The problem is that there's no definition for the principal value of an integral applied to a $\delta$ distribution. That's why I proposed to use an adequate limiting procedure. "Adequate" in this case means that you have to use an approximation of the $\delta$ distribution that respects the analyticity properties, which guarantee causality, i.e., the use of the retarded Green's function of the d'Alembert operator. At least that's the usual handling applied in the real-time formalism of QFT. The complete spectral function is something like
$$\mathrm{im}[\epsilon_r(\omega)] \propto \delta(\omega-\omega_0)-\delta(\omega+\omega_0),$$
which obeys the reality condition of the em. field in the time domain, i.e.,
$$\epsilon(\omega)=\epsilon^*(-\omega), \Rightarrow \mathrm{Re} \epsilon(\omega)=\mathrm{Re} \epsilon(-\omega), \quad \mathrm{Im} \epsilon(\omega)=-\mathrm{Im} \epsilon(-\omega).$$
Now use the "regularized" $\delta$ distributions $\delta_{\epsilon}(\omega \pm \omega_0)$, calculate $\epsilon_r(\omega)$ from the Kramers-Kronig relation for this regularized function and then take the limit $\epsilon \rightarrow +0$.

 

[TSny]

Then, when asked to add a peak to the parity at $\omega = -\omega_0$, is $Im[\epsilon_r(\omega)] = \delta(\omega^2 - \omega_0 ^2)$ correct?

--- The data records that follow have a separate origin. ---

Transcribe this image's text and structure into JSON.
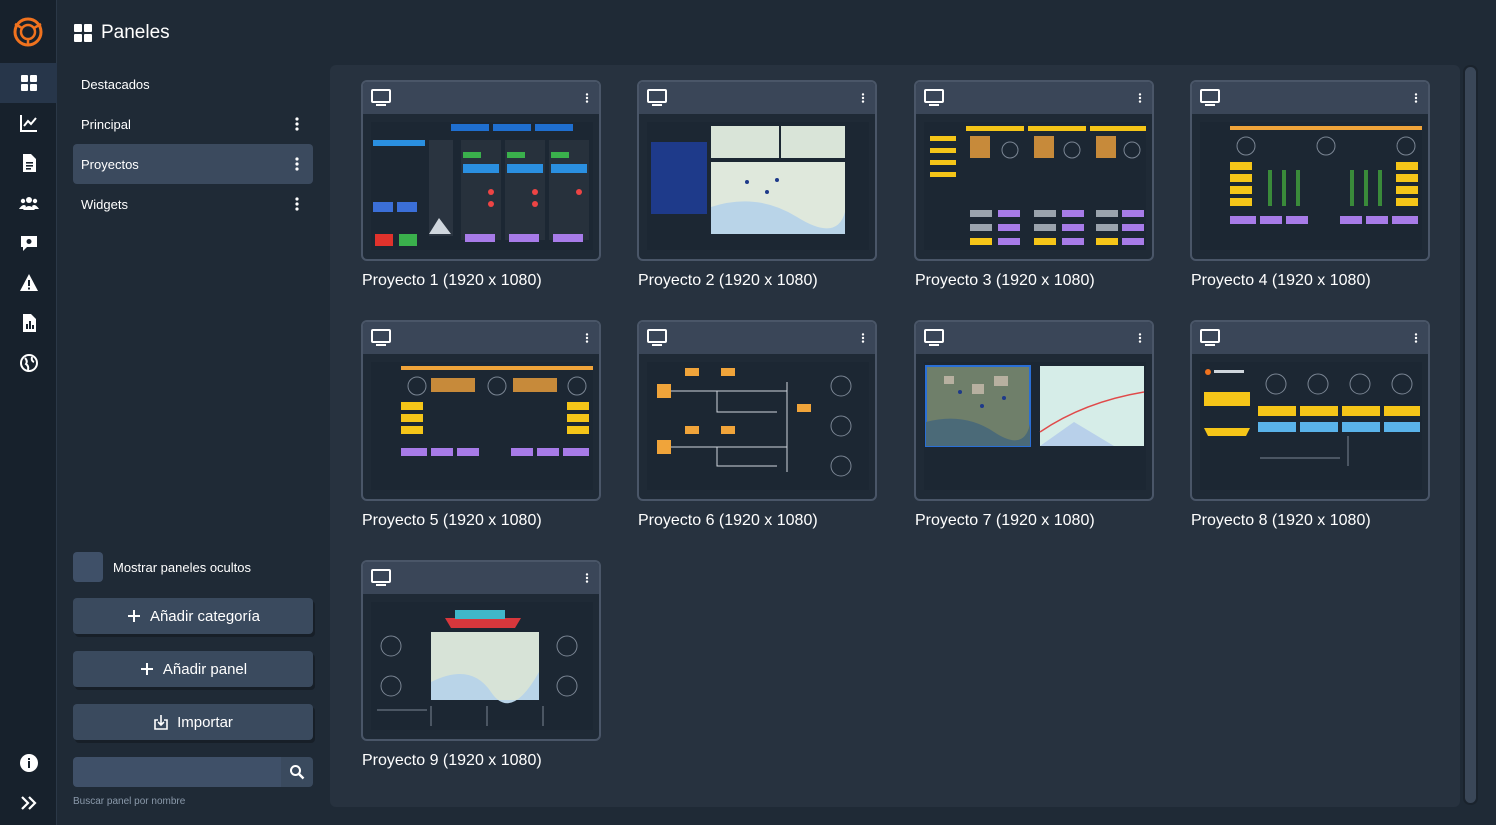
{
  "header": {
    "title": "Paneles",
    "icon": "grid-icon"
  },
  "rail": {
    "items": [
      {
        "icon": "dashboard-icon",
        "active": true
      },
      {
        "icon": "chart-line-icon"
      },
      {
        "icon": "document-icon"
      },
      {
        "icon": "users-icon"
      },
      {
        "icon": "chat-icon"
      },
      {
        "icon": "warning-icon"
      },
      {
        "icon": "report-icon"
      },
      {
        "icon": "globe-icon"
      }
    ],
    "bottom": [
      {
        "icon": "info-icon"
      },
      {
        "icon": "expand-icon"
      }
    ]
  },
  "categories": [
    {
      "label": "Destacados",
      "has_menu": false,
      "active": false
    },
    {
      "label": "Principal",
      "has_menu": true,
      "active": false
    },
    {
      "label": "Proyectos",
      "has_menu": true,
      "active": true
    },
    {
      "label": "Widgets",
      "has_menu": true,
      "active": false
    }
  ],
  "toggle_hidden": {
    "label": "Mostrar paneles ocultos",
    "checked": false
  },
  "buttons": {
    "add_category": "Añadir categoría",
    "add_panel": "Añadir panel",
    "import": "Importar"
  },
  "search": {
    "value": "",
    "hint": "Buscar panel por nombre"
  },
  "panels": [
    {
      "title": "Proyecto 1 (1920 x 1080)",
      "style": "scada"
    },
    {
      "title": "Proyecto 2 (1920 x 1080)",
      "style": "map"
    },
    {
      "title": "Proyecto 3 (1920 x 1080)",
      "style": "engines"
    },
    {
      "title": "Proyecto 4 (1920 x 1080)",
      "style": "gauges"
    },
    {
      "title": "Proyecto 5 (1920 x 1080)",
      "style": "generators"
    },
    {
      "title": "Proyecto 6 (1920 x 1080)",
      "style": "diagram"
    },
    {
      "title": "Proyecto 7 (1920 x 1080)",
      "style": "satellite"
    },
    {
      "title": "Proyecto 8 (1920 x 1080)",
      "style": "vessel"
    },
    {
      "title": "Proyecto 9 (1920 x 1080)",
      "style": "ship"
    }
  ],
  "colors": {
    "accent": "#f0721e",
    "yellow": "#f5c518",
    "purple": "#a77be8",
    "blue": "#2a6fd6",
    "active": "#3b4a5e"
  }
}
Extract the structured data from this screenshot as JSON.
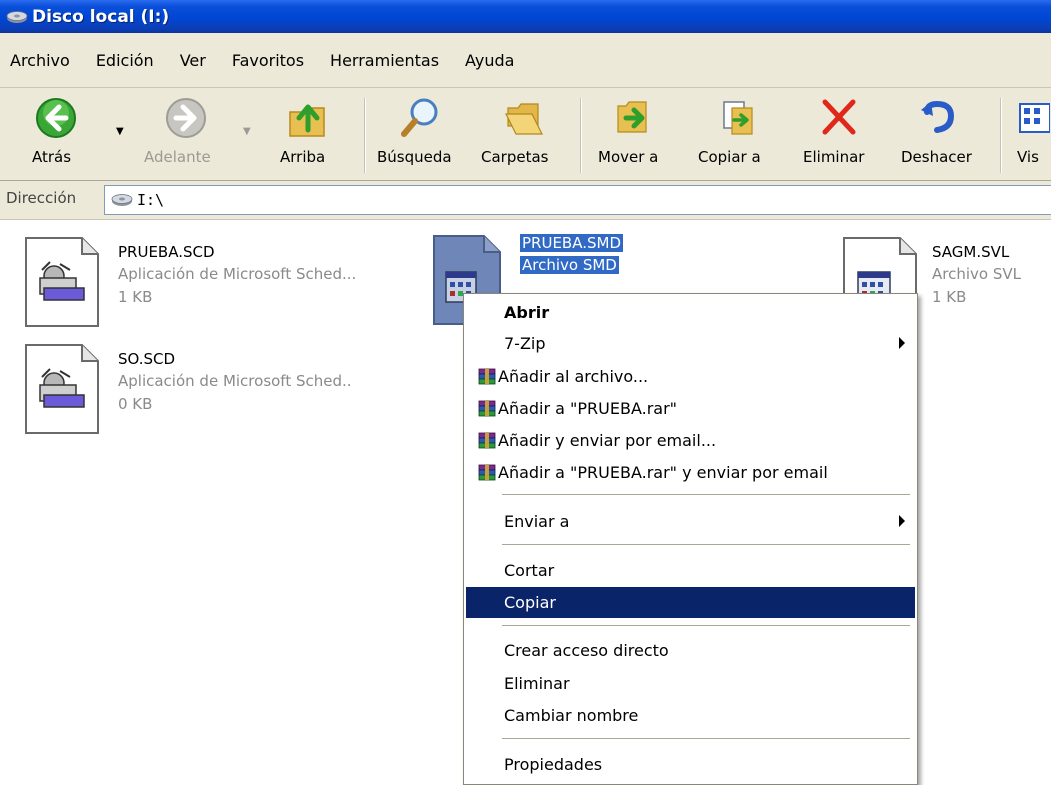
{
  "window": {
    "title": "Disco local (I:)"
  },
  "menubar": {
    "items": [
      "Archivo",
      "Edición",
      "Ver",
      "Favoritos",
      "Herramientas",
      "Ayuda"
    ]
  },
  "toolbar": {
    "back_label": "Atrás",
    "forward_label": "Adelante",
    "up_label": "Arriba",
    "search_label": "Búsqueda",
    "folders_label": "Carpetas",
    "move_label": "Mover a",
    "copy_label": "Copiar a",
    "delete_label": "Eliminar",
    "undo_label": "Deshacer",
    "views_label": "Vis"
  },
  "address": {
    "label": "Dirección",
    "value": "I:\\"
  },
  "files": [
    {
      "name": "PRUEBA.SCD",
      "type": "Aplicación de Microsoft Sched...",
      "size": "1 KB"
    },
    {
      "name": "SO.SCD",
      "type": "Aplicación de Microsoft Sched..",
      "size": "0 KB"
    },
    {
      "name": "PRUEBA.SMD",
      "type": "Archivo SMD",
      "size": ""
    },
    {
      "name": "SAGM.SVL",
      "type": "Archivo SVL",
      "size": "1 KB"
    }
  ],
  "context_menu": {
    "items": [
      {
        "label": "Abrir"
      },
      {
        "label": "7-Zip"
      },
      {
        "label": "Añadir al archivo..."
      },
      {
        "label": "Añadir a \"PRUEBA.rar\""
      },
      {
        "label": "Añadir y enviar por email..."
      },
      {
        "label": "Añadir a \"PRUEBA.rar\" y enviar por email"
      },
      {
        "label": "Enviar a"
      },
      {
        "label": "Cortar"
      },
      {
        "label": "Copiar"
      },
      {
        "label": "Crear acceso directo"
      },
      {
        "label": "Eliminar"
      },
      {
        "label": "Cambiar nombre"
      },
      {
        "label": "Propiedades"
      }
    ],
    "highlighted": "Copiar"
  },
  "colors": {
    "titlebar": "#0046d5",
    "chrome": "#ece9d8",
    "selection": "#316ac5",
    "menu_highlight": "#0a246a"
  }
}
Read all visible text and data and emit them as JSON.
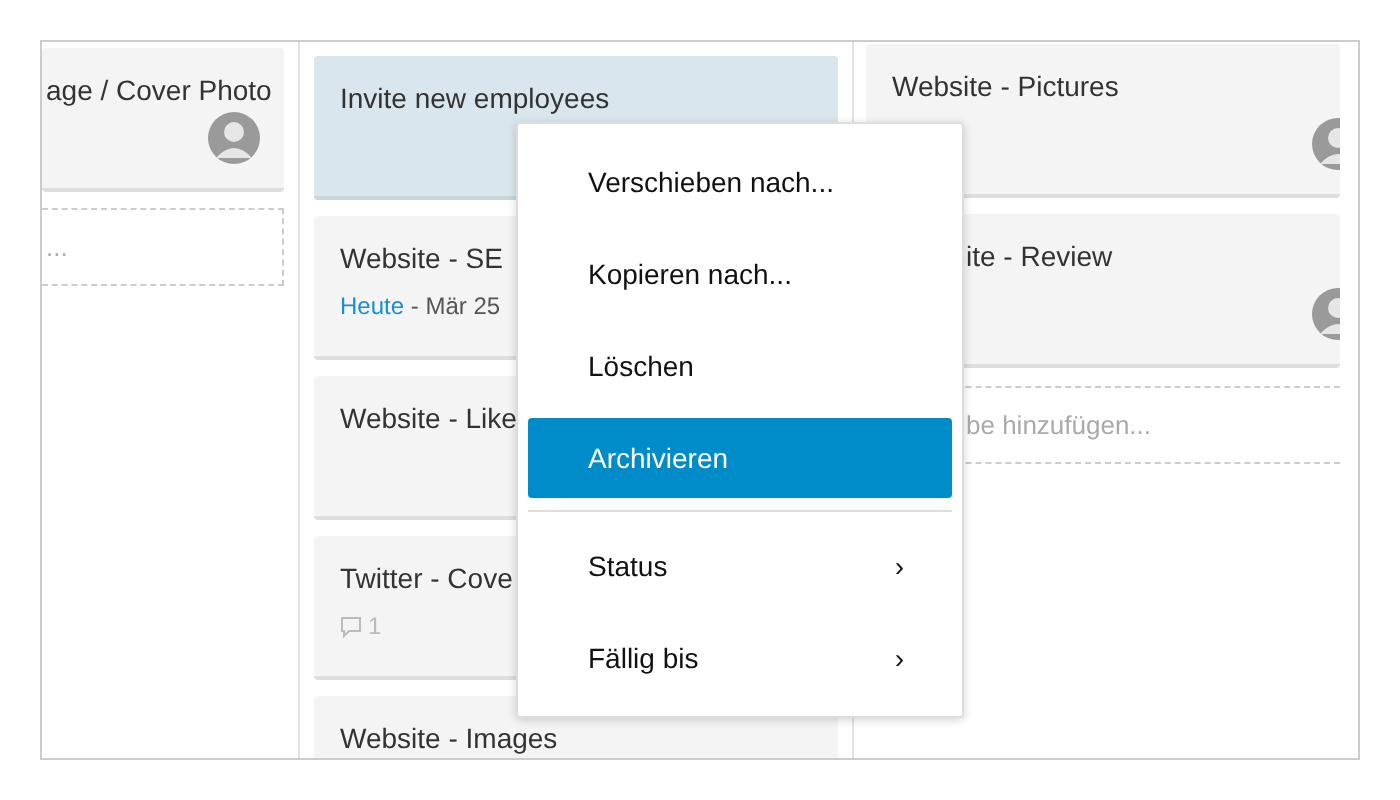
{
  "columns": [
    {
      "cards": [
        {
          "title": "age / Cover Photo",
          "selected": false,
          "avatar": true
        }
      ],
      "add_task": "..."
    },
    {
      "cards": [
        {
          "title": "Invite new employees",
          "selected": true,
          "avatar": false
        },
        {
          "title": "Website - SE",
          "selected": false,
          "avatar": false,
          "due_today": "Heute",
          "due_rest": "- Mär 25"
        },
        {
          "title": "Website - Like",
          "selected": false,
          "avatar": false
        },
        {
          "title": "Twitter - Cove",
          "selected": false,
          "avatar": false,
          "comments": "1"
        },
        {
          "title": "Website - Images",
          "selected": false,
          "avatar": false
        }
      ]
    },
    {
      "cards": [
        {
          "title": "Website - Pictures",
          "selected": false,
          "avatar": true
        },
        {
          "title": "ite - Review",
          "selected": false,
          "avatar": true
        }
      ],
      "add_task": "be hinzufügen..."
    }
  ],
  "context_menu": {
    "items": [
      {
        "label": "Verschieben nach...",
        "selected": false,
        "separator_before": false
      },
      {
        "label": "Kopieren nach...",
        "selected": false,
        "separator_before": false
      },
      {
        "label": "Löschen",
        "selected": false,
        "separator_before": false
      },
      {
        "label": "Archivieren",
        "selected": true,
        "separator_before": false
      },
      {
        "label": "Status",
        "selected": false,
        "separator_before": true,
        "submenu": "›"
      },
      {
        "label": "Fällig bis",
        "selected": false,
        "separator_before": false,
        "submenu": "›"
      }
    ]
  }
}
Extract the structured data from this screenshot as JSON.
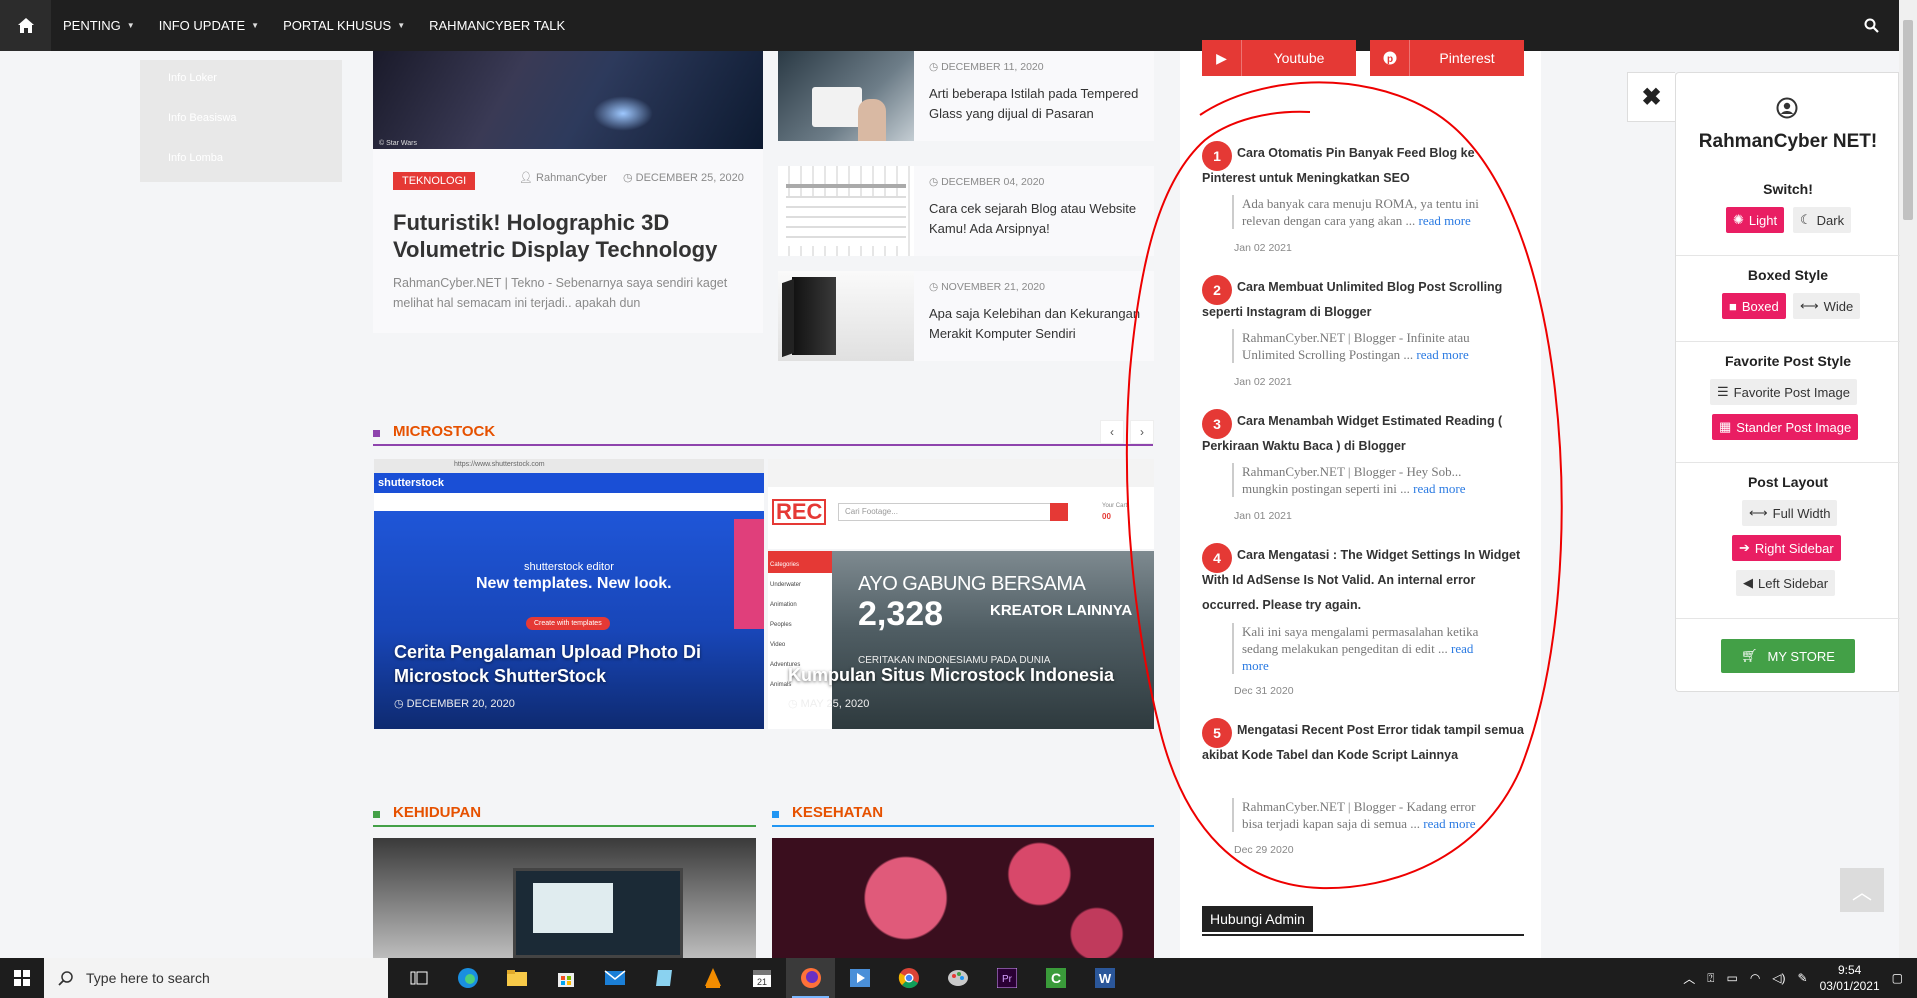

In general, is $Im[\epsilon_r(\omega)]$ even or odd in $\omega$?

Is $\delta(\omega^2 - \omega_0 ^2)$ even or odd in $\omega$?

Then should I plug the relation above in the Kramers-kronig relation?

Once you get the correct expression for $Im[\epsilon_r(\omega)]$ that includes the peak at $\omega = -\omega_0$, then I think you can just plug into the KK relation. [EDIT: I just saw that @vanhees71 has essentially given you the correct expression for $Im[\epsilon_r(\omega)]$ in post #4.]

Now, vanhees71 is bringing up some issues with applying the KK relation to a dirac delta function. This is above my pay grade. However, in Jackson's E&M book, there is an example where the KK relation is used to find $Re[\epsilon_r(\omega)]$ from $Im[\epsilon_r(\omega)]$ for a case where $Im[\epsilon_r(\omega)]$ contains dirac delta functions. They just plug the expression for $Im[\epsilon_r(\omega)]$ into the integrand without worrying and get a result straight away.

 

[vanhees71]

Perhaps I'm too careful with the $\delta$ distribution. I'm not sure whether one can take a principal-value integral in such a case, but usually indeed the Dirac distribution is pretty benevolent ;-)).